Department of Engineering Mechanics, State Key Laboratory for Strength and Vibration of Mechanical Structures, Xi'an Jiaotong University, Xi'an 710049, China.
Soft Matter. 2018 Sep 19;14(36):7534-7541. doi: 10.1039/c8sm01216d.
Atomic force microscopy (AFM) has become the most commonly used tool to measure the mechanical properties of biological cells. In AFM indentation experiments, the Hertz and Sneddon models of contact mechanics are usually adopted to extract the elastic modulus by analyzing the load-indent depth curves for spherical and conical tips, respectively. However, the effects of surface tension, neglected in existing contact models, become more significant in indentation responses due to the lower elastic moduli of living cells. Here, we present two simple yet robust relations between load and indent depth considering surface tension effects for spherical and conical indentations, through dimensional analysis and finite element simulations. When the indent depth is smaller than the intrinsic length defined as the ratio of surface tension to elastic modulus, the elastic modulus obtained by classical contact mechanics theories would be overestimated. Contrary to the majority of reported results, we find that the elastic modulus of a cell could be independent of indent depths if surface tension is taken into account. Our model seems to be in agreement with experimental data available. A comprehensive comparison will be done in the future.

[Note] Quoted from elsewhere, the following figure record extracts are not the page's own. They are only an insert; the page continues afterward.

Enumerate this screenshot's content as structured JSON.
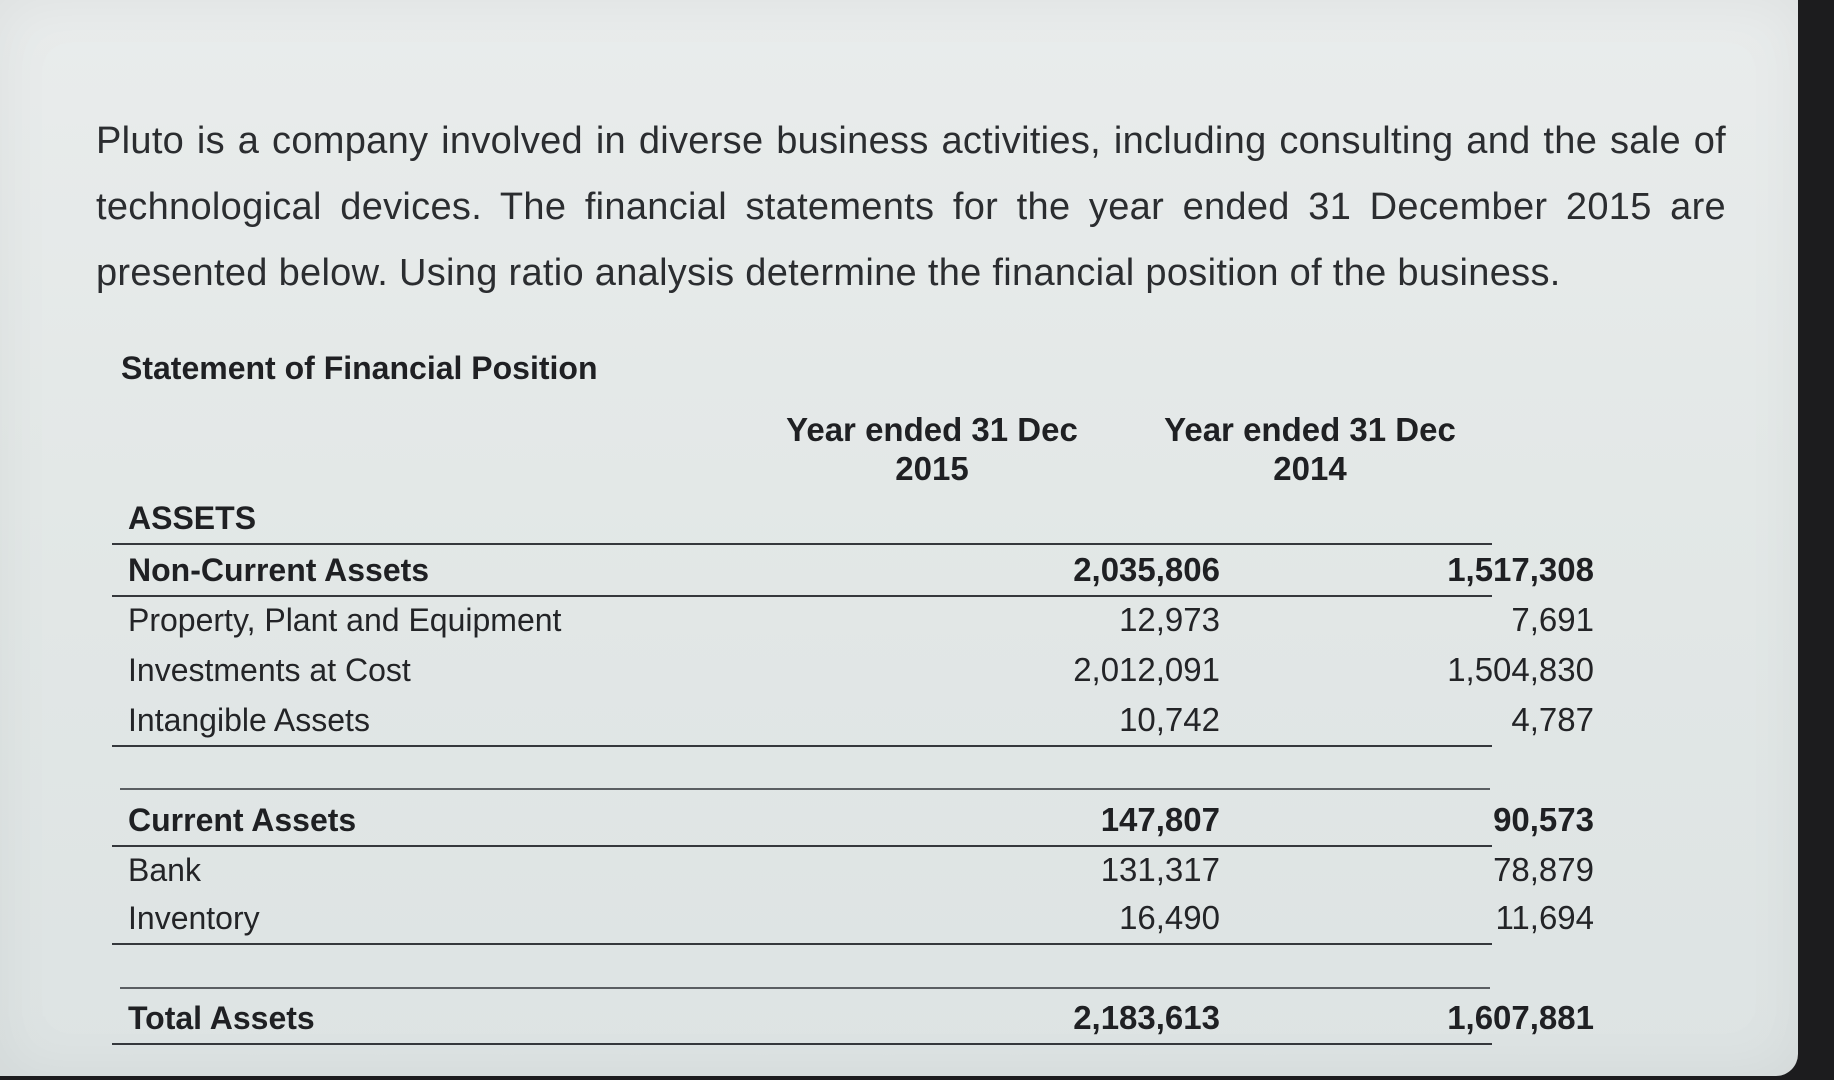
{
  "intro": "Pluto is a company involved in diverse business activities, including consulting and the sale of technological devices. The financial statements for the year ended 31 December 2015 are presented below. Using ratio analysis determine the financial position of the business.",
  "statement": {
    "title": "Statement of Financial Position",
    "columns": [
      {
        "line1": "Year ended 31 Dec",
        "line2": "2015"
      },
      {
        "line1": "Year ended 31 Dec",
        "line2": "2014"
      }
    ],
    "rows": [
      {
        "label": "ASSETS",
        "v2015": "",
        "v2014": ""
      },
      {
        "label": "Non-Current Assets",
        "v2015": "2,035,806",
        "v2014": "1,517,308"
      },
      {
        "label": "Property, Plant and Equipment",
        "v2015": "12,973",
        "v2014": "7,691"
      },
      {
        "label": "Investments at Cost",
        "v2015": "2,012,091",
        "v2014": "1,504,830"
      },
      {
        "label": "Intangible Assets",
        "v2015": "10,742",
        "v2014": "4,787"
      },
      {
        "label": "Current Assets",
        "v2015": "147,807",
        "v2014": "90,573"
      },
      {
        "label": "Bank",
        "v2015": "131,317",
        "v2014": "78,879"
      },
      {
        "label": "Inventory",
        "v2015": "16,490",
        "v2014": "11,694"
      },
      {
        "label": "Total Assets",
        "v2015": "2,183,613",
        "v2014": "1,607,881"
      }
    ]
  }
}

原子力显微镜(AFM)已成为测量生物细胞机械性能最常用的工具。在 AFM 压痕实验中,通常采用 Hertz 和 Sneddon 接触力学模型,通过分析球形和锥形针尖的载荷-压痕深度曲线,分别提取弹性模量。然而,由于活细胞的弹性模量较低,在现有的接触模型中被忽略的表面张力效应在压痕响应中变得更加显著。在这里,我们通过尺寸分析和有限元模拟,为球形和锥形压痕提出了两个简单而稳健的考虑表面张力效应的载荷与压痕深度之间的关系。当压痕深度小于由表面张力与弹性模量之比定义的固有长度时,通过经典接触力学理论获得的弹性模量将被高估。与大多数报道的结果相反,如果考虑表面张力,细胞的弹性模量似乎可以不依赖于压痕深度。我们的模型似乎与现有的实验数据一致。未来将进行更全面的比较。